Embora a criança goste do andador, pois este lhe dá liberdade para movimentar-se de forma mais rápida, a pura verdade é que este aparelho limita os movimentos da criança e impede que ela passe por etapas anteriores que a levarão a iniciar o processo de caminhar.
Antes de começar a andar, seu bebê precisa aprender a sentar com apoio, rolar na cama, alcançar e segurar objetos, sentar sem apoio, engatinhar, ficar em pé sozinho e apoiar-se em móveis, para depois começar a andar. Este é um processo evolutivo que cumpre etapas e está relacionado com o grau de desenvolvimento de cada criança, e se você colocar seu bebê no andador, estará alterando este processo e atrasando o início da marcha, podendo até prejudicar o desenvolvimento neurológico e a aquisição de equilíbrio.
Se a criança tem um processo evolutivo, onde cada fase desse processo prepara a seguinte e cada nova fase significa uma conquista, então por que devemos interferir neste processo colocando-a num andador? Afinal, não há criança normal que deixou de aprender a andar por falta do andador, não é mesmo?
Em um estudo realizado, pesquisadores irlandeses entrevistaram os pais de 190 bebês que usavam andadores e estavam desenvolvendo as capacidades motoras. Eles verificaram que 102 crianças que usavam o aparelho eram, como grupo, mais lentas para começar a engatinhar, ficar em pé ou andar sozinhas. Por exemplo, os bebês com os andadores ficaram em pé sozinhos aos 13 meses, em média, três a quatro semanas depois que aqueles que não usavam o aparelho.
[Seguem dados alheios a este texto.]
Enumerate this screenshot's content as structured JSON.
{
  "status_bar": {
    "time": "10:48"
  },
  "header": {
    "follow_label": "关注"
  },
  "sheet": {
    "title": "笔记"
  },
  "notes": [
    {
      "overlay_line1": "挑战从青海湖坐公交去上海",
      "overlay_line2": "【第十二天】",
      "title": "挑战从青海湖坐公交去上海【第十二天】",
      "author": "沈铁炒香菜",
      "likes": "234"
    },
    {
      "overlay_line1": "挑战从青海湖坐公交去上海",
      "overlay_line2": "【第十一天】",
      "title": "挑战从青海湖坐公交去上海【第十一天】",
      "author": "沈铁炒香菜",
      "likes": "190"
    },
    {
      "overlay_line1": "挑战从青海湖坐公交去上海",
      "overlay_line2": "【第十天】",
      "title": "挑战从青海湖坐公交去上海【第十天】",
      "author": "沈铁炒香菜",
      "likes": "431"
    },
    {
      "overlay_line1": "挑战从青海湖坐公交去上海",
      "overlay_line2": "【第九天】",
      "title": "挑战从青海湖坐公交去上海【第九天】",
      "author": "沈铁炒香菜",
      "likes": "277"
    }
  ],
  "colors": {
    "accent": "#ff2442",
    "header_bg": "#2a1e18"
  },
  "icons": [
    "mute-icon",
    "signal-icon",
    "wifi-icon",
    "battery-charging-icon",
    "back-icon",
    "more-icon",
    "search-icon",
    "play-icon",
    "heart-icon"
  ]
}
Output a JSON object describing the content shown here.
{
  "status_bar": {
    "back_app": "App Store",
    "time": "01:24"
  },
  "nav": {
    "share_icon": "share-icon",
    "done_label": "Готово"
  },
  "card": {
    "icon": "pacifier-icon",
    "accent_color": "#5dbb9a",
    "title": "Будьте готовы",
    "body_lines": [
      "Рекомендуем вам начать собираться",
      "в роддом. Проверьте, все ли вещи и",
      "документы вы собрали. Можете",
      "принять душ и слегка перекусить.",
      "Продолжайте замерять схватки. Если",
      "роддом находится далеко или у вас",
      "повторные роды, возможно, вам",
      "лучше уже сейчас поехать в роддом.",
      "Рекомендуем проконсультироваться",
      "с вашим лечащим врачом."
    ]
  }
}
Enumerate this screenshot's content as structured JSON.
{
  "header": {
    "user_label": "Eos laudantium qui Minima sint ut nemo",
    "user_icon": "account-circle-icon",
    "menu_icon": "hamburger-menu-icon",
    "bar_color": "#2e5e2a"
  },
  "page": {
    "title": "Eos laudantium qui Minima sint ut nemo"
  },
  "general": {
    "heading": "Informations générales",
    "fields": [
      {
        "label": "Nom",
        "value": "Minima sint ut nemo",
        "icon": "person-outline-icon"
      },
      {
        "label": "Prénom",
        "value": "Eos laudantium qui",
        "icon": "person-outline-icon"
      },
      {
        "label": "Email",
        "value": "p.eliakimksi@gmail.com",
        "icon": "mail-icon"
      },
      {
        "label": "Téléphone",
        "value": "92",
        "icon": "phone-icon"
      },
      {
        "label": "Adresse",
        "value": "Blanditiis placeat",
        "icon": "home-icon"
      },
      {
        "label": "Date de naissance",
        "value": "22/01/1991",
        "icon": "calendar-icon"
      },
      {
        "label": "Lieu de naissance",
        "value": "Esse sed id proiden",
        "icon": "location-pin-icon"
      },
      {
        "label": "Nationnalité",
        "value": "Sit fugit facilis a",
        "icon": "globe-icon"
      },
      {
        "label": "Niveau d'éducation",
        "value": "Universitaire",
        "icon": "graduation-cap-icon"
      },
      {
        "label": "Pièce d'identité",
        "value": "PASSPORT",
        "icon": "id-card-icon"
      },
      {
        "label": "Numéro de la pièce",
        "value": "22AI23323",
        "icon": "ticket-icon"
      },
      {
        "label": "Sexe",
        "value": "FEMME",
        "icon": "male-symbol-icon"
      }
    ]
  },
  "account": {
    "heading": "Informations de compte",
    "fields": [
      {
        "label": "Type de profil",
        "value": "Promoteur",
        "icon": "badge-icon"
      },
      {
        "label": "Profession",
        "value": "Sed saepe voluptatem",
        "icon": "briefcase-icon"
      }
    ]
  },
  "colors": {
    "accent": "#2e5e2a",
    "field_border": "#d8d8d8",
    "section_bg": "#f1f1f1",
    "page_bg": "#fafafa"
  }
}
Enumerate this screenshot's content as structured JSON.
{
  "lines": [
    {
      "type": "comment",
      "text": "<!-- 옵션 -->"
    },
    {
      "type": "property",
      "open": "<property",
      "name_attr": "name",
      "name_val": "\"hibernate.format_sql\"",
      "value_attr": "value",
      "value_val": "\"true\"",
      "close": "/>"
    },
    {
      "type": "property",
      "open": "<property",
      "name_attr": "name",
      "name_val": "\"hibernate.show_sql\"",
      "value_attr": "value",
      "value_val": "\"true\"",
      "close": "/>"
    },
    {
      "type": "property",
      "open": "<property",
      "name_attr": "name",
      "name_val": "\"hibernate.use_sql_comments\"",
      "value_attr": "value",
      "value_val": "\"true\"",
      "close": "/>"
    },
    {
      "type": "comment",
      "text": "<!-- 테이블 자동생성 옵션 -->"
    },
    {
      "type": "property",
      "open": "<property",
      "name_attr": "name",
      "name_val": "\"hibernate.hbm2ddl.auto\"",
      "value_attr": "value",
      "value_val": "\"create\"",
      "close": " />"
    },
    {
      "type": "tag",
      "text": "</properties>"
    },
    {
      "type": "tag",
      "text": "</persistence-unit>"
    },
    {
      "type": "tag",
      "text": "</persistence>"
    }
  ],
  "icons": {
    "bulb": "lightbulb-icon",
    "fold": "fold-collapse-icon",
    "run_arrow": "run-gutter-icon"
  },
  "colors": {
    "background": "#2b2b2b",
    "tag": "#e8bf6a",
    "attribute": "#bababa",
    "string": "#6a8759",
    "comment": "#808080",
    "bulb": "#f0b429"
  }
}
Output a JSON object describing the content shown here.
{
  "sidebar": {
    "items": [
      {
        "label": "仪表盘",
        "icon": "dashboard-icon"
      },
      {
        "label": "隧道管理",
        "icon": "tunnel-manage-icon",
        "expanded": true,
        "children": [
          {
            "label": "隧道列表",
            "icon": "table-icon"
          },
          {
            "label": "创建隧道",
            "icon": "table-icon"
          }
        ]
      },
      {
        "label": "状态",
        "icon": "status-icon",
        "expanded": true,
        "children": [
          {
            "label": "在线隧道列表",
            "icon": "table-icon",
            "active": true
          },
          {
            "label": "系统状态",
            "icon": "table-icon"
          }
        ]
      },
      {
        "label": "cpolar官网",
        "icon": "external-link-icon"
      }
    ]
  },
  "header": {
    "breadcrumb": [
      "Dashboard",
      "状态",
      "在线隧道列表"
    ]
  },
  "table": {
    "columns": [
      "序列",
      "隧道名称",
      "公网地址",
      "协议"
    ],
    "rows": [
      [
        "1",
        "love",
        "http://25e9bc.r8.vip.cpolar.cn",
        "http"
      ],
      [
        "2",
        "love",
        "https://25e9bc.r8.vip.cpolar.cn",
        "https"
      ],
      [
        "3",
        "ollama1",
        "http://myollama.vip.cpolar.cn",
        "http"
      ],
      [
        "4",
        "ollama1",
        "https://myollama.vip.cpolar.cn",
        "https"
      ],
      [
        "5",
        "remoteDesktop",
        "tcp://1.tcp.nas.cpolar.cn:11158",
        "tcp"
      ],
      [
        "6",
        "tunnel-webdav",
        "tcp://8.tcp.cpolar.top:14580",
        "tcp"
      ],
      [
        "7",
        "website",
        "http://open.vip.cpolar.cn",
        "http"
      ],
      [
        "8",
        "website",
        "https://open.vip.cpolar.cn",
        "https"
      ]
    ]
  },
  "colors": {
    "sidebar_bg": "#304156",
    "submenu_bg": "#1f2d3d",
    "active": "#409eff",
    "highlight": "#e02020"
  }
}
O andador força a criança a pular várias dessas etapas essenciais para o desenvolvimento. Ela, por exemplo, não deixa a criança experimentar os “tombinhos” naturais do início do aprendizado do caminhar e, assim, a aquisição do equilíbrio é limitado e pode ainda deformar a estrutura óssea da perna.
Falsa liberdade - A sensação de liberdade que o andador oferece é ilusão. O andador não deixa a criança explorar adequadamente o espaço que está. Um simples objeto no chão e que desperte a atenção do bebê passa a se tornar algo inalcançável para o pequenino, pois o andador não oferece condições para que ele pegue e conheça a peça.
Veja como uma coisa puxa outra. O que pode ocorrer também com as crianças que usam o andador é a falta de estímulos pelos pais. Como a criança gosta do andador por movimentar mais rápido, ficam quietinhas e brincam sozinhas e são “esquecidas” pelos pais. A falta de estímulo pode causar uma deficiência no desenvolvimento neurológico.
Os acidentes que podem provocar graves lesões nas crianças são outro problema relacionado ao uso do andador. Os acidentes mais comuns são os tombos quando as crianças usam os pés para se impulsionarem para trás e batem a cabeça e as quedas em degraus.
De tão prejudiciais e perigosos para as crianças, a venda de andadores em países como o Canadá já é proibida.
O uso do andador compromete muito o desenvolvimento global das crianças. Os pais devem pensar nas conseqüências do andador antes de comprá-los. Não há criança normal que deixou de aprender a andar por falta do andador.